Babies are currently offered a total of three pneumococcal vaccine doses which are given at 2, 4 and 12 months (known as a 2+1 schedule). The new schedule will offer a total of two doses which will be given at 3 and 12 months (1+1 schedule). We do not know exactly when this change will take place.
Who made this decision?
This decision was made on the recommendation of the Joint Committee for Vaccination and Immunisation (JCVI), an independent group of experts who advise the government on the provision of vaccination and immunisation services in the UK.
Why has this decision been made?
Vaccination programmes are a complex issue. Bacteria strains and case numbers continually change. The JCVI regularly review the vaccines given in the UK vaccine programme to ensure they give the best possible protection through the smallest number of vaccines given at the most effective times.
The decision to reduce the number of pneumococcal doses is based on the most recent evidence and research. This includes:
- The success of the pneumococcal vaccination programme in reducing case numbers over several years.

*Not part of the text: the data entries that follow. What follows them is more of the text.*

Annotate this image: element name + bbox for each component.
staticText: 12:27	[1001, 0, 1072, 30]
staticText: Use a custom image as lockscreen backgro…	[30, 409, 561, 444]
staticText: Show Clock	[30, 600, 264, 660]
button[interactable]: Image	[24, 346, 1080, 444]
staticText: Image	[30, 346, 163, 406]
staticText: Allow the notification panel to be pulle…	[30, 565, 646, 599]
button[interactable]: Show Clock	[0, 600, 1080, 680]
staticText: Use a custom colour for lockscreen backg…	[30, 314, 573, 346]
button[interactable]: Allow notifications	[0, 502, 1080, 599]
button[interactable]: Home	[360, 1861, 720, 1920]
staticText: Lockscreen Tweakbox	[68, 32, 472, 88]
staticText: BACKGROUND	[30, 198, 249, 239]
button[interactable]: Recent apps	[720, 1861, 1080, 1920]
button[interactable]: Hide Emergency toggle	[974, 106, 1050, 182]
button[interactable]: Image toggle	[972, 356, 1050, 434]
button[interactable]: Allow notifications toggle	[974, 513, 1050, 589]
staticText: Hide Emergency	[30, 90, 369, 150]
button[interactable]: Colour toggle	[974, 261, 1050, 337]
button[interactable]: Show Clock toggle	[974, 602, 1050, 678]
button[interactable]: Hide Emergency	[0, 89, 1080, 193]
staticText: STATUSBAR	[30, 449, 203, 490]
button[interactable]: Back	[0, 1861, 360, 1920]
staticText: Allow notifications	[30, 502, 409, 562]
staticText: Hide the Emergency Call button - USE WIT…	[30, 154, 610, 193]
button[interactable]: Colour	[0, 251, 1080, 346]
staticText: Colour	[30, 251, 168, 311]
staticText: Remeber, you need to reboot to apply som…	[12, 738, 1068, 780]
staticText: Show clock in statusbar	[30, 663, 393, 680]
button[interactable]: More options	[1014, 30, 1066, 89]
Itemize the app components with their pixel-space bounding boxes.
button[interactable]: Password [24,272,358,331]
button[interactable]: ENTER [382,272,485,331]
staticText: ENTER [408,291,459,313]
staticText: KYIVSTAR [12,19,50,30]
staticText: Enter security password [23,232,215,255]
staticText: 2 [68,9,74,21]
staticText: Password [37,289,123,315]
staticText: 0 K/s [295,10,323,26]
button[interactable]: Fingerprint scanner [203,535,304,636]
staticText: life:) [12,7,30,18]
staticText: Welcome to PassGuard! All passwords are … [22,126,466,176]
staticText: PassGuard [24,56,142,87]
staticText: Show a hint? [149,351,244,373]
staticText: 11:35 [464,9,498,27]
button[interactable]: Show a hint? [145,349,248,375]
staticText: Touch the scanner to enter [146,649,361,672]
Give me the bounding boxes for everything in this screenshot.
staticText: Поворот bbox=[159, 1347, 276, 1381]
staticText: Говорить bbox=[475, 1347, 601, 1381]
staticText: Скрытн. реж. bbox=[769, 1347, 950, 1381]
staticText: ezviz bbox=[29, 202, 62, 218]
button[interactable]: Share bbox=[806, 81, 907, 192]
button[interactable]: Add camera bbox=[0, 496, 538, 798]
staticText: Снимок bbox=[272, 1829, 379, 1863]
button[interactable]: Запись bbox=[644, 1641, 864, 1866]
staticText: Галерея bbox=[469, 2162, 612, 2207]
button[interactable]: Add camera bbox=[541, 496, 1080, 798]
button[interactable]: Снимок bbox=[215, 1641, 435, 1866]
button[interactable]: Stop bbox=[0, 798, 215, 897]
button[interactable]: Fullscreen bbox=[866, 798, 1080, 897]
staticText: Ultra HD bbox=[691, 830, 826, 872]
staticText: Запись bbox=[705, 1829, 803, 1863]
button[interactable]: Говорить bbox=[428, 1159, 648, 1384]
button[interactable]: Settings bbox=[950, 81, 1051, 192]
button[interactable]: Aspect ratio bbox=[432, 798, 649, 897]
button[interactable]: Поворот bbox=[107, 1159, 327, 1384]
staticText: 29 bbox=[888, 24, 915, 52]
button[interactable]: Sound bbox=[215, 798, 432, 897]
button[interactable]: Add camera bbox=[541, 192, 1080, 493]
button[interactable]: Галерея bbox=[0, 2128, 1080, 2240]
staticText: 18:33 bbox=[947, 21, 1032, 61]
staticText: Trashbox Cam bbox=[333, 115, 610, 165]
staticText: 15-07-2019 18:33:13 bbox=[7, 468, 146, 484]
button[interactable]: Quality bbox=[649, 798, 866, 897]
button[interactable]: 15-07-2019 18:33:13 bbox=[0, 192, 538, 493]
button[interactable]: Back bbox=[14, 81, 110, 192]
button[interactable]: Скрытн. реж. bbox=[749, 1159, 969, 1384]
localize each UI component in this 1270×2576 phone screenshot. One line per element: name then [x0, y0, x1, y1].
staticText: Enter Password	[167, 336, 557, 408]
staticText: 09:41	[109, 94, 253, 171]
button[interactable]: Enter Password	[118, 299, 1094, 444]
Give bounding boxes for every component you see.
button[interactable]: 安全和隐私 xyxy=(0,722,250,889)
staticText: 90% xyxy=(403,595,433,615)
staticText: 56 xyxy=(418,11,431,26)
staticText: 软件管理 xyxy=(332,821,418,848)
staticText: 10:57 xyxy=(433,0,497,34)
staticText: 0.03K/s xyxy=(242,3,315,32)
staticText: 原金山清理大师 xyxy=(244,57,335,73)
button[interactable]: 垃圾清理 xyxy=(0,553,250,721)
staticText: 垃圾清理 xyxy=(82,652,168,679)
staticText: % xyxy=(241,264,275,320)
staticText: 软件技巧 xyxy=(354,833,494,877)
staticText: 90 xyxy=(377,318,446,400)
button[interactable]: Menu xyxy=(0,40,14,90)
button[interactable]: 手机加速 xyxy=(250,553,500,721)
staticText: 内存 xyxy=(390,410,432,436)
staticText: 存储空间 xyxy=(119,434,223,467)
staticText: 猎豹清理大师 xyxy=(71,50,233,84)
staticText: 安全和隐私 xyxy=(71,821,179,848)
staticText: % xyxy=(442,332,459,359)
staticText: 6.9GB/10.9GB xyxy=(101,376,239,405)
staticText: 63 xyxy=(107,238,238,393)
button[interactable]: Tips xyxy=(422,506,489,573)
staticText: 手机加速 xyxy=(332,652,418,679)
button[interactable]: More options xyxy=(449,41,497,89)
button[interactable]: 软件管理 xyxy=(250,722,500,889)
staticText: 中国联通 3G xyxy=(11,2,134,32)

- Research published in The Lancet, suggests that two doses of the vaccine is likely to be as effective as three.
- That the UK has an excellent national surveillance programme which will continue to monitor trends in pneumococcal disease after changes to the vaccine programme have been made.
Will the change lead to an increase in case numbers?
The JCVI noted that there may be a small increase in cases of invasive pneumococcal disease and that ‘very few would occur in young children’. According to DHSC, this possibility sits within the an overall context of a downward trend in vaccine-type disease, and that they expect this trend to continue under the 1+1 programme.
DHSC has confirmed that further evidence about these trends will be published shortly. We will review and share this when it happens.
The future of pneumococcal vaccine
There are over 90 different strains of pneumococcal bacteria that can potentially cause disease. Most cases of pneumococcal infection are now caused by strains which cannot be prevented by current vaccines.
There is a great need for a new vaccine to help protect against all pneumococcal strains. Many researchers in the UK and abroad are working to develop a better vaccine, and Meningitis Now is helping to fund this research. This is likely to take some years. You can find out more on our Research pages.
Irrespective of the changes being made to the pneumococcal vaccine programme, we urge everyone to know the signs and symptoms of the disease, and to seek urgent medical help if you think you or someone you know may have meningitis.